Hadassah Medical Convoy Massacre - Mount Scopus Blockade

Mount Scopus Blockade

In 1948, following the UN Partition Plan and anticipating Israel's declaration of independence, Arab troops blocked access to Hadassah Hospital and the Hebrew University campus on Mount Scopus, Jerusalem. The only access was via a narrow road, a mile and a half long passing through the Arab neighbourhood of Sheikh Jarrah, which the Arabs had seeded with mines that could be detonated by electrical triggering at a distance. The Haganah had used Mount Scopus as an outpost and a base for a raid on the village of Wadi al-Joz on February 26, as part of the struggle to defend convoys and transportation in north Jerusalem. The area covered by the Hadassah hospital had great strategic importance, since it allowed one to take the Arab lines from their rear.

At 2:05 pm March 2, the operator at Hadassah Hospital in Jerusalem received a phone call from an Arab caller who warned that the hospital would be blown up within 90 minutes. Nothing happened that day, but the intentions of the Arabs were made clear.

At a press conference on March 17, the leader of the Arab forces in Jerusalem, Abdul Kader Husseini, threatened that Hadassah Hospital and Hebrew University would be captured or destroyed. He went on record as declaring:"Since Jews have been attacking us and blowing up houses containing women and children from bases in Hadassah Hospital and Hebrew University, I have given orders to occupy or even demolish them.".Abdul Kader Husseini was subsequently killed, on April 8, by Meir Carmiel, a mobilized Hadassah worker. This factor, according to Martin Levin, also influenced the decision to attack the convoy. Revenge for this, and retaliation for the Deir Yassin Massacre five days earlier, on 9 April, inspired two of Husseini's lieutenants, Mohammed Abdel Najar and Adil Abd Latif, to undertake an assault.

Arab sniper fire on vehicles moving along the access route had become a regular occurrence, and road mines had been laid. Arthur Creech-Jones the High Commissioner for Palestine, had given asurances that the rlief convoys would be given British protection. The Red Cross had offered to put Mount Scopus under its flag on condition that the area be demilitarized, but the Hadassah leaders declined the proposal,though a plan was prepared for an eventual evacuation if the authorities could not ensure the daily passage of three convoys. Unless this could be done, the only alternative was to accept the Red Cross offer. Jerusalem's 100,000 Jews depended on its services, wherever it was located. Dr Yassky had found suitable quarters for the hospital in Jerusalem and was preparing to make arrangements for the transfer of the hospital there.

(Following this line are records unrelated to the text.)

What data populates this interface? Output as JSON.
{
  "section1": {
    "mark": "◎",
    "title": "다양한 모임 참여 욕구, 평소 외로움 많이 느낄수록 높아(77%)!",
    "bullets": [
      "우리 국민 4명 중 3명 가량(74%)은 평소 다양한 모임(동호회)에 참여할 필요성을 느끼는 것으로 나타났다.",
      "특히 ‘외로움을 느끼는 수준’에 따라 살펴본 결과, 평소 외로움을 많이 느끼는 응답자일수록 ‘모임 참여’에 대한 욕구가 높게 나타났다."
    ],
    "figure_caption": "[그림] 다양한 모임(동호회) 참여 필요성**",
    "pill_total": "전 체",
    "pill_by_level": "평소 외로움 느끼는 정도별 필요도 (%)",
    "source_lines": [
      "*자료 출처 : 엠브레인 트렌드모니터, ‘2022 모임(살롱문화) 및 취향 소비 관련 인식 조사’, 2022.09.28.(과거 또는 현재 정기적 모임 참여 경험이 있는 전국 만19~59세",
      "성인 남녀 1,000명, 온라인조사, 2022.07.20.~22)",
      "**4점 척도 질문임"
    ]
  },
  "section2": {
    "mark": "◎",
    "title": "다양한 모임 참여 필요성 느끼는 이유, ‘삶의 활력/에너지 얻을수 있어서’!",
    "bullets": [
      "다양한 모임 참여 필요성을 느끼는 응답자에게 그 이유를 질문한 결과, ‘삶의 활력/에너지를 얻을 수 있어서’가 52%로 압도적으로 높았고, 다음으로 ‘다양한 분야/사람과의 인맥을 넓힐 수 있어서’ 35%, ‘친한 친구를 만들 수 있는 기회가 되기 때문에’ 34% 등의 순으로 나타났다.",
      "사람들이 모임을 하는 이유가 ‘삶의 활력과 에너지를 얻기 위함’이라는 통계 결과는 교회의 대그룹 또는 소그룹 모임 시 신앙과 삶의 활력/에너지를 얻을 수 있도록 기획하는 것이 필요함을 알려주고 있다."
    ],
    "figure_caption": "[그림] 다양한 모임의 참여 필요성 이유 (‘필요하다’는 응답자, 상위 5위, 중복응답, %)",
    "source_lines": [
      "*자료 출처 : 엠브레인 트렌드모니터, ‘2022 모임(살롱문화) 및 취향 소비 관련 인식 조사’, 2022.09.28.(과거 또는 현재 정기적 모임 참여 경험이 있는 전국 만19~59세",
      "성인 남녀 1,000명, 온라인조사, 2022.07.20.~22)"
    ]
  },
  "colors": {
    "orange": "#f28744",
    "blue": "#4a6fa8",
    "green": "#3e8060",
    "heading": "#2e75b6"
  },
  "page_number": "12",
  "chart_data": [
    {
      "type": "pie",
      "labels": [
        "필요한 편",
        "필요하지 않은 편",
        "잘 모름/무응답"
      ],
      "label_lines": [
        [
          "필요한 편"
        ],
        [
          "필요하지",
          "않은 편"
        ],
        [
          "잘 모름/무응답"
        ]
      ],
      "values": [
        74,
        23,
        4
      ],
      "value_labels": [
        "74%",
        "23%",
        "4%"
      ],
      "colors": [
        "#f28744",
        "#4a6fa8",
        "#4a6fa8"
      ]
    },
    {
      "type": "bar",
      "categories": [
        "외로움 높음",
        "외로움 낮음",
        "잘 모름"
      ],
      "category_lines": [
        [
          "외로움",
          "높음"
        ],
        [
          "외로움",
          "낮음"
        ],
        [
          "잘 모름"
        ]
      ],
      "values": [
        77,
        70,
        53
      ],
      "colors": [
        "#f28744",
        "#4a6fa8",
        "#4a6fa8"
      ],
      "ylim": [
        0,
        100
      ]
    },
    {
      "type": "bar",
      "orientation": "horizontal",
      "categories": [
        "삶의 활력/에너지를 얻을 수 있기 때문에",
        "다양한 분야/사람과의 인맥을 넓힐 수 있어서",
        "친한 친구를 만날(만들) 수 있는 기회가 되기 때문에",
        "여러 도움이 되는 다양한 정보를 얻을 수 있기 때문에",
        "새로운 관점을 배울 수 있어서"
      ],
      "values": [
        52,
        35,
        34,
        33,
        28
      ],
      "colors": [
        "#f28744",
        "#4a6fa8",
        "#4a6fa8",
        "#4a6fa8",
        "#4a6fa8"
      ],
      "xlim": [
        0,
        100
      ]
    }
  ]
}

When food and supplies at the hospital begun to dwindle, a large convoy carrying doctors and supplies set out for the besieged hospital, marked by a "red shield", which should have guaranteed its neutrality. The British commander of Jerusalem assured the Jews that the road was safe. For the preceding month, a tacit truce had been in place and the passage of convoys had taken place without serious incident. On April 11, the regional British commander gave assurances the road was safe but noted that, after the Deir Yassin massacre, tensions were high. According to Henry Laurens, an Australian officer tipped off the combatants of the Arab quarter through which the convoy had to pass, that the men of the Haganah had a mission to use the enclave to attack the Arab quarters and cut the route to Ramallah, and that, acting on this information, the Arabs then set up an ambush.